調印式はヘム・ヴァンディー産業科学技術革新相の主宰で火曜日に行われ、ウィング銀行取締役会会長でありロイヤルグループ会長兼CEOでもあるキット・メン氏が立ち会った。今回の合意により、事業成長、競争力向上、イノベーション促進を目的とした2億ドル規模の専用融資ポートフォリオが新たに設けられる。

協力枠組みには、資金調達の強化、デジタル金融サービスの拡大、事業の準備態勢、デジタルリテラシー、財務管理能力の向上を図る能力強化プログラムの提供が盛り込まれている。また、イノベーション主導型企業の支援や、国家開発戦略と整合する優先分野の特定も目指す。

「今回の協力により、カンボジアの起業家やMSMEに直接利益をもたらす金融サービスが拡大し、成長・生産性向上・イノベーション投資が可能になります」とMISTIのニム・ケマラ次官は述べた。「私たちの目標は、企業が最新技術を採用し、能力を強化できるよう支援することです。」

両機関はまた、産業部門およびMSME分野における効率性、透明性、そして公式経済への移行を促進するため、デジタル決済とフィンテックの普及にも協力して取り組む。

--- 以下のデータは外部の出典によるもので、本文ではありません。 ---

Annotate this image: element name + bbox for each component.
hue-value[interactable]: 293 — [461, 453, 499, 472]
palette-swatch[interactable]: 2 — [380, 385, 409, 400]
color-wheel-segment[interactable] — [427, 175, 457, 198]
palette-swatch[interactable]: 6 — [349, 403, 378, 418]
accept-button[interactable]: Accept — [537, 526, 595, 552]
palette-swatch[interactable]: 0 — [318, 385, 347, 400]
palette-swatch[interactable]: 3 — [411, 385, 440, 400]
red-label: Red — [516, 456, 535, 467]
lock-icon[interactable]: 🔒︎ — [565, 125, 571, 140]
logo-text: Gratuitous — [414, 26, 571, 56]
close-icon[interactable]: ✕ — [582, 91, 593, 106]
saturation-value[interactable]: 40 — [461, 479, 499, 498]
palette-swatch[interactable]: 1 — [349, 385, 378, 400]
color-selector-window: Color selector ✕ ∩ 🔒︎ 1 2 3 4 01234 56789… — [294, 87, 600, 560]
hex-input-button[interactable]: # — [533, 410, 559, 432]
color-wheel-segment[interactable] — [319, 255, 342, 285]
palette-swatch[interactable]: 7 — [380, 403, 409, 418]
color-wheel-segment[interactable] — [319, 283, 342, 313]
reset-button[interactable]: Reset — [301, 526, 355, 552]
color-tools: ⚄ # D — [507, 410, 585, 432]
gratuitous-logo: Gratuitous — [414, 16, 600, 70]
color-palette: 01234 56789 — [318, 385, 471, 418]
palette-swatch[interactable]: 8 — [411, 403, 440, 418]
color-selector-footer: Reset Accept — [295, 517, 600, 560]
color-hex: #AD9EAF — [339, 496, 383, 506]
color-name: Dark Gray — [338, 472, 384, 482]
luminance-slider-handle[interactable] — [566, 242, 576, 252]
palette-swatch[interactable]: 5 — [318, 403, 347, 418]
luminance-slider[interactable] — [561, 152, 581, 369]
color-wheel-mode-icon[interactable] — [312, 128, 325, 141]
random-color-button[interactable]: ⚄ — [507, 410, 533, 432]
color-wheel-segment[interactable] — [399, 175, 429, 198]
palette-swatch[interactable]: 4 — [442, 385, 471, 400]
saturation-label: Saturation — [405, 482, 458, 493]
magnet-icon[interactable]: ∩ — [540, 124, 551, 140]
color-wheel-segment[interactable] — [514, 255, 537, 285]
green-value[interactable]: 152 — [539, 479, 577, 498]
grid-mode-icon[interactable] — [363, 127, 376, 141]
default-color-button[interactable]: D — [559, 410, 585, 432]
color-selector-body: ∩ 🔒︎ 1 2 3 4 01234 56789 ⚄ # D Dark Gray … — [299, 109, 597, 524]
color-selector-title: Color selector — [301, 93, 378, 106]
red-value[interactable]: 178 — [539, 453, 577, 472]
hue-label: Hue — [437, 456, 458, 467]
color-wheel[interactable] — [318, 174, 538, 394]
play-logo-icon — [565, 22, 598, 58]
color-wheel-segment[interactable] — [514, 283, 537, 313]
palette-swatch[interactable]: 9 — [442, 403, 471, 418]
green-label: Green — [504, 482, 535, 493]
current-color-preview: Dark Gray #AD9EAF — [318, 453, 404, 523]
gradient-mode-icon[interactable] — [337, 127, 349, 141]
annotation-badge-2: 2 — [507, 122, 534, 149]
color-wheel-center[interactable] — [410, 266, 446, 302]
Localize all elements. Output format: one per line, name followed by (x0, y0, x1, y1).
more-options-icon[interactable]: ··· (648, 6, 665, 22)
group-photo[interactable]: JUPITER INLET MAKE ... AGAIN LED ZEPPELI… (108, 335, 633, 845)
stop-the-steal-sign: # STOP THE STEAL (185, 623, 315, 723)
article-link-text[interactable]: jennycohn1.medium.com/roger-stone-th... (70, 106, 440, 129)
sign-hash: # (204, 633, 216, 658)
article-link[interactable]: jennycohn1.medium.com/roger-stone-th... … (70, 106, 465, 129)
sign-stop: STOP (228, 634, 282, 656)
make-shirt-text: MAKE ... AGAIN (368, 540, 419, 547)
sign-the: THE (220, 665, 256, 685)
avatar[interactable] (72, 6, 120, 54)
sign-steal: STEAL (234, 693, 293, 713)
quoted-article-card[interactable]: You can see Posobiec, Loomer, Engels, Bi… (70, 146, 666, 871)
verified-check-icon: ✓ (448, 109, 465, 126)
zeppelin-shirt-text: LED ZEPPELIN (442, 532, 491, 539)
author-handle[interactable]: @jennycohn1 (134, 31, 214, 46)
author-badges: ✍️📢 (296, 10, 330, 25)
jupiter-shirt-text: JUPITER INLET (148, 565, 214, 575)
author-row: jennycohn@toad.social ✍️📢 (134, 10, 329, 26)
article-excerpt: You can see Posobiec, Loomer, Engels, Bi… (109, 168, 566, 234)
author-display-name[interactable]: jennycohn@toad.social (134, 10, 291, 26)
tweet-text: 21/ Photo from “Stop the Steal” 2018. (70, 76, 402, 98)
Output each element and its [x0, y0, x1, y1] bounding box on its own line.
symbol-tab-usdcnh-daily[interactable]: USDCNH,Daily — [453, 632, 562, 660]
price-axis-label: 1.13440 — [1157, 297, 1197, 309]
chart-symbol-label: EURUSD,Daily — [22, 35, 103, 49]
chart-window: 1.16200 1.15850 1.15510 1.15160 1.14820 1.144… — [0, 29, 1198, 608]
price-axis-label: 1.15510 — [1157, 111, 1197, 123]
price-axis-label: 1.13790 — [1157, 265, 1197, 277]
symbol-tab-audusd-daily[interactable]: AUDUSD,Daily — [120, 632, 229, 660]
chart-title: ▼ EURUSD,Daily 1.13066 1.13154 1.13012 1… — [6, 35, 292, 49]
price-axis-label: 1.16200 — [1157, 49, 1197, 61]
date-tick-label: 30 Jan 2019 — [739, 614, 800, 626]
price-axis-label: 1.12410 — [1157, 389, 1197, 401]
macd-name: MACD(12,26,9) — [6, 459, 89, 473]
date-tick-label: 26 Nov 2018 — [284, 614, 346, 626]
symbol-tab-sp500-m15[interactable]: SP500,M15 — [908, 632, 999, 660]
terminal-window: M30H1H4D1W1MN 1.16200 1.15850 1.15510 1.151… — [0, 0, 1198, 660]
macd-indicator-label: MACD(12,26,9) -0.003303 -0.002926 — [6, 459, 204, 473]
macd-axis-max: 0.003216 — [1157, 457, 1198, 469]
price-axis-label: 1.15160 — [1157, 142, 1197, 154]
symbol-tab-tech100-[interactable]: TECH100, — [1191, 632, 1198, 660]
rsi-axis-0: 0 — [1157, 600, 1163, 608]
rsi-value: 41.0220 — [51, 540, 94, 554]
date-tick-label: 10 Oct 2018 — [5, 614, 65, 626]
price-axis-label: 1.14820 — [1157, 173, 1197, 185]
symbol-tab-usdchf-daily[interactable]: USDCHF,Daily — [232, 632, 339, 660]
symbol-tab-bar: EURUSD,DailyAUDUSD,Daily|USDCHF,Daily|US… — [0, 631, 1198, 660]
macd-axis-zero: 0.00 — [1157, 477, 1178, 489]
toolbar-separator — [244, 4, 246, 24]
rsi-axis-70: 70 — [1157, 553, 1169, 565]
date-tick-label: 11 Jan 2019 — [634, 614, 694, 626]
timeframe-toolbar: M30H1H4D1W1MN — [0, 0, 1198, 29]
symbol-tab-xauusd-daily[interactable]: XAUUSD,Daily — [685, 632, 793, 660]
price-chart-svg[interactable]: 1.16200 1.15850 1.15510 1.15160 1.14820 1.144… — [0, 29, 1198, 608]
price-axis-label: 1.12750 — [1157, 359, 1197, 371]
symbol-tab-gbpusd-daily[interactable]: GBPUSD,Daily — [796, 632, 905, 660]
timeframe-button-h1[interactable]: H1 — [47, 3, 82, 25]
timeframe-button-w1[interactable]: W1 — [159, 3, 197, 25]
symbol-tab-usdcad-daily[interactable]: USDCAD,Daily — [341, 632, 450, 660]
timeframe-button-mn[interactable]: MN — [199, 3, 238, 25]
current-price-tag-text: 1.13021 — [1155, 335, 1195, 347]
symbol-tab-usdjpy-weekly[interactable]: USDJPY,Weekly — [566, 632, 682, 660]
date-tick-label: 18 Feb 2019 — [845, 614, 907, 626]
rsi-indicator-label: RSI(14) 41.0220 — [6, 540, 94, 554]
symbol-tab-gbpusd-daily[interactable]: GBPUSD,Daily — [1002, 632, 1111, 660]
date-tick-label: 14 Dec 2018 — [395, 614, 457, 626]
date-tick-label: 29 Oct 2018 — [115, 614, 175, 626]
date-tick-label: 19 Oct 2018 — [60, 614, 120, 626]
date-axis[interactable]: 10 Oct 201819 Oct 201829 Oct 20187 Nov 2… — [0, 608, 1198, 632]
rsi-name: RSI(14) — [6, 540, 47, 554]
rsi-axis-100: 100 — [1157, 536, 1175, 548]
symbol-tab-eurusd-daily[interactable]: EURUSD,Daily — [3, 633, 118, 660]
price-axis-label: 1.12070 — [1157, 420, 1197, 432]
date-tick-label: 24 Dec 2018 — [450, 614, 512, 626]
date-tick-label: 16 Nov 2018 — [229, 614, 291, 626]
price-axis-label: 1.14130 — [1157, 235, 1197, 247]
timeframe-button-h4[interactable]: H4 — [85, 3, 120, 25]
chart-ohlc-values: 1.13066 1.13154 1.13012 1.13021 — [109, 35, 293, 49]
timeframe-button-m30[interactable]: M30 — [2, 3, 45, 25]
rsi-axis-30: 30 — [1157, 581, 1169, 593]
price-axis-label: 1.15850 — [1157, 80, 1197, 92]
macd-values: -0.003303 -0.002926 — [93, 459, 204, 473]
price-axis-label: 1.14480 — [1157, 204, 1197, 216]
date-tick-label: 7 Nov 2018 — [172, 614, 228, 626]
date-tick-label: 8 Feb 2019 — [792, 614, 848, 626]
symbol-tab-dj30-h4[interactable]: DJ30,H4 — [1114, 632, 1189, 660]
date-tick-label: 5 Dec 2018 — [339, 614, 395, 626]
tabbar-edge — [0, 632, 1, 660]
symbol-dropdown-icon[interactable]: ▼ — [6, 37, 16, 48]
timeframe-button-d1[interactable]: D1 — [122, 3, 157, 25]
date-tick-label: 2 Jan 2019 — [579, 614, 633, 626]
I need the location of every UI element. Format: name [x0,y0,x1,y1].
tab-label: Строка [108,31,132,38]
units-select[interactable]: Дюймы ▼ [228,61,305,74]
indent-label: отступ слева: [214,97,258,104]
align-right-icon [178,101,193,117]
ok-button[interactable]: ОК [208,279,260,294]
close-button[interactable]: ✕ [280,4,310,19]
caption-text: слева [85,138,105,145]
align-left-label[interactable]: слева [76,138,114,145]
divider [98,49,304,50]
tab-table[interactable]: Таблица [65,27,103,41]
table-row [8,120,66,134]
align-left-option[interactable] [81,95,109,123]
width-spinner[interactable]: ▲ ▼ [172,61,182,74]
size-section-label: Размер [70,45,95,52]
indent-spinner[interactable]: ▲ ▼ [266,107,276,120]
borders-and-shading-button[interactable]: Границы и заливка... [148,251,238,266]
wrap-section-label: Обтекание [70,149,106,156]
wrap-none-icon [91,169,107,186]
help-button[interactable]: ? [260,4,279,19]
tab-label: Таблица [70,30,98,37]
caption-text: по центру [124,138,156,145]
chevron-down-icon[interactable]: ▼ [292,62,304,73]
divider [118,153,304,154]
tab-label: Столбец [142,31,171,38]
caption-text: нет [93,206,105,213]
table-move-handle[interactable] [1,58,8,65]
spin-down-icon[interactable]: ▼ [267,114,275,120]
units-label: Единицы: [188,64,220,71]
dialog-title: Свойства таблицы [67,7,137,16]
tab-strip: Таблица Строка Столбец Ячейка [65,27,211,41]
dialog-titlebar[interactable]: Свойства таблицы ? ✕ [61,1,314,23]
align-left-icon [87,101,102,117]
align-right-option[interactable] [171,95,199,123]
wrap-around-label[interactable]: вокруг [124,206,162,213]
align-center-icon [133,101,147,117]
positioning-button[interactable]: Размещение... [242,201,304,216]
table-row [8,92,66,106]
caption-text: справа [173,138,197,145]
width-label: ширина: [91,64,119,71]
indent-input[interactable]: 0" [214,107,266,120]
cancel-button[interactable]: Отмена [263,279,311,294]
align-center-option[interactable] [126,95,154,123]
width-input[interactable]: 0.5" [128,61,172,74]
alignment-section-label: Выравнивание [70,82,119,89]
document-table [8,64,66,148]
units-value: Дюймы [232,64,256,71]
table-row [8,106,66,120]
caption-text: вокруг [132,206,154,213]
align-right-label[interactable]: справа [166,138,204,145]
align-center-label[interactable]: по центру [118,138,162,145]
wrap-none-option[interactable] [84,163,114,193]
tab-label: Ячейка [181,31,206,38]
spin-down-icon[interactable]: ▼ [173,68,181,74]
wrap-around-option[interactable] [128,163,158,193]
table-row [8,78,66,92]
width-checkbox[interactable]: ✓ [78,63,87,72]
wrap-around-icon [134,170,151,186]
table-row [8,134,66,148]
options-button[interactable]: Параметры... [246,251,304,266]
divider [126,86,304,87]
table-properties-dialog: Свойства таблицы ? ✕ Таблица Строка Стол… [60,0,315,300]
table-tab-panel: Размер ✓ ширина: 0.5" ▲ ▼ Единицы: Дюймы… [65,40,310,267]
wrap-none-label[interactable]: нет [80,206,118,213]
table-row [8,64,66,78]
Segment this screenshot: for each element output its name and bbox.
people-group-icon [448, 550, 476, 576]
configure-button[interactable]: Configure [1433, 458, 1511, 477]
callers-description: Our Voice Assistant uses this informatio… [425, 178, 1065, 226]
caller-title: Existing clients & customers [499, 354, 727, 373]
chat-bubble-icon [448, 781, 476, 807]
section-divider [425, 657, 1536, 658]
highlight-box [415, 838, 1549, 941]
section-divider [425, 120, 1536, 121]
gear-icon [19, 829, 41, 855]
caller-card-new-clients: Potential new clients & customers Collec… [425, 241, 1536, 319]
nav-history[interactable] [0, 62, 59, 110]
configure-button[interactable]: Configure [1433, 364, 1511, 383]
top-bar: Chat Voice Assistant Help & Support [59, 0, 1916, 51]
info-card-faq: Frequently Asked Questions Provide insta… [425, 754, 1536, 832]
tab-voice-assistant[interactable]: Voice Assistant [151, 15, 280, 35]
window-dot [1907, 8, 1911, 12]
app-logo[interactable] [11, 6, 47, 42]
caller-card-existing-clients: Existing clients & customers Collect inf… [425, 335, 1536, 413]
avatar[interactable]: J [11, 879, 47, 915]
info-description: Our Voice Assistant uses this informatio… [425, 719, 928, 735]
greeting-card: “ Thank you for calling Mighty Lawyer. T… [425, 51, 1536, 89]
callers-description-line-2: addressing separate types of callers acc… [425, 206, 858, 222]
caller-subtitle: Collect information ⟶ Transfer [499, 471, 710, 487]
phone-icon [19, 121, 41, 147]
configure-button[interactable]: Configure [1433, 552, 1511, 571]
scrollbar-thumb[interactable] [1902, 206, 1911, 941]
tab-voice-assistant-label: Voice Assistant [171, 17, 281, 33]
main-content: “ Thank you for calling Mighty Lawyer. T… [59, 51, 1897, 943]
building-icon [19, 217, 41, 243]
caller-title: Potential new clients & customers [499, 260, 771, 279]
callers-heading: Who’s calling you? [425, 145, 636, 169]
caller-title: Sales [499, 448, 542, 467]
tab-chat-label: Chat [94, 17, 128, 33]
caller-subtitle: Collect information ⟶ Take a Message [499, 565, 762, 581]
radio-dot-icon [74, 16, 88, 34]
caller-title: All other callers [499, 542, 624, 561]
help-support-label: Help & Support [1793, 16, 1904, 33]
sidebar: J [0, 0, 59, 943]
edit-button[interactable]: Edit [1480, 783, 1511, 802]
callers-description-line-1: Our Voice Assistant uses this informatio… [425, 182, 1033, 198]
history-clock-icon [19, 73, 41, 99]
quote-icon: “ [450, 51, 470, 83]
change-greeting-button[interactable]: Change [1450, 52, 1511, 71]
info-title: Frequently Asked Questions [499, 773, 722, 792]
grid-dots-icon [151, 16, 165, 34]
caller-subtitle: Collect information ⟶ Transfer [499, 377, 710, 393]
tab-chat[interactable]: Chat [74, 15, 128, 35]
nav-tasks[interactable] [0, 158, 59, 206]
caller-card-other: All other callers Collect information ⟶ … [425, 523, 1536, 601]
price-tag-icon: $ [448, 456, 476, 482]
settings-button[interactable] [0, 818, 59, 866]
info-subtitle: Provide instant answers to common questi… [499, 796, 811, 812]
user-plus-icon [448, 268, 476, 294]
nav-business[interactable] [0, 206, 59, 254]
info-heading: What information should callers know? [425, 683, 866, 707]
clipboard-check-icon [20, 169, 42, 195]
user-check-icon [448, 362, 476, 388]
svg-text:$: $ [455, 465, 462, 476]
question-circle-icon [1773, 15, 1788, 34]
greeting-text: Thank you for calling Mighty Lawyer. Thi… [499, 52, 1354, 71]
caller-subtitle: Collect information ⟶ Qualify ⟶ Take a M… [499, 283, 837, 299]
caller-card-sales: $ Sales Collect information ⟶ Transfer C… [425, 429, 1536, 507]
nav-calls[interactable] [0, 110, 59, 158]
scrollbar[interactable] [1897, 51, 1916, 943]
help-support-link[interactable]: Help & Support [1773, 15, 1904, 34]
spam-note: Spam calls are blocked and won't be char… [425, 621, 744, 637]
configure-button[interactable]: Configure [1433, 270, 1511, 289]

ウィング銀行CEOのドミトロ・コレチコ氏は「ウィング銀行は、起業家、スタートアップ、MSMEを支援するためにMISTIと提携できることを誇りに思います。2億ドルの融資ポートフォリオを通じ、資金へのアクセスを改善し、イノベーションを促進し、企業の成長を後押しすることで、より強固なカンボジア経済の構築に貢献したい」と述べた。

2022年経済センサスによると、カンボジアには約75万3,000のMSMEが存在し、その大半は自営業者やマイクロ企業である。MSMEは約300万人を雇用しており、その約6割が女性で、国内総生産(GDP)の約63%を占める。MSMEセクターは、カンボジアがより多角化され、イノベーション主導の経済を形成する上で中心的な役割を担っている。

MISTIとウィング銀行は、MoUに基づく主要施策を推進するため、共同委員会を設置し、詳細な実施計画の策定を進める。起業家、スタートアップ、MSMEは、2億ドルの融資枠利用を希望する場合、ウィング銀行の各支店または顧客サービス窓口で相談することができる。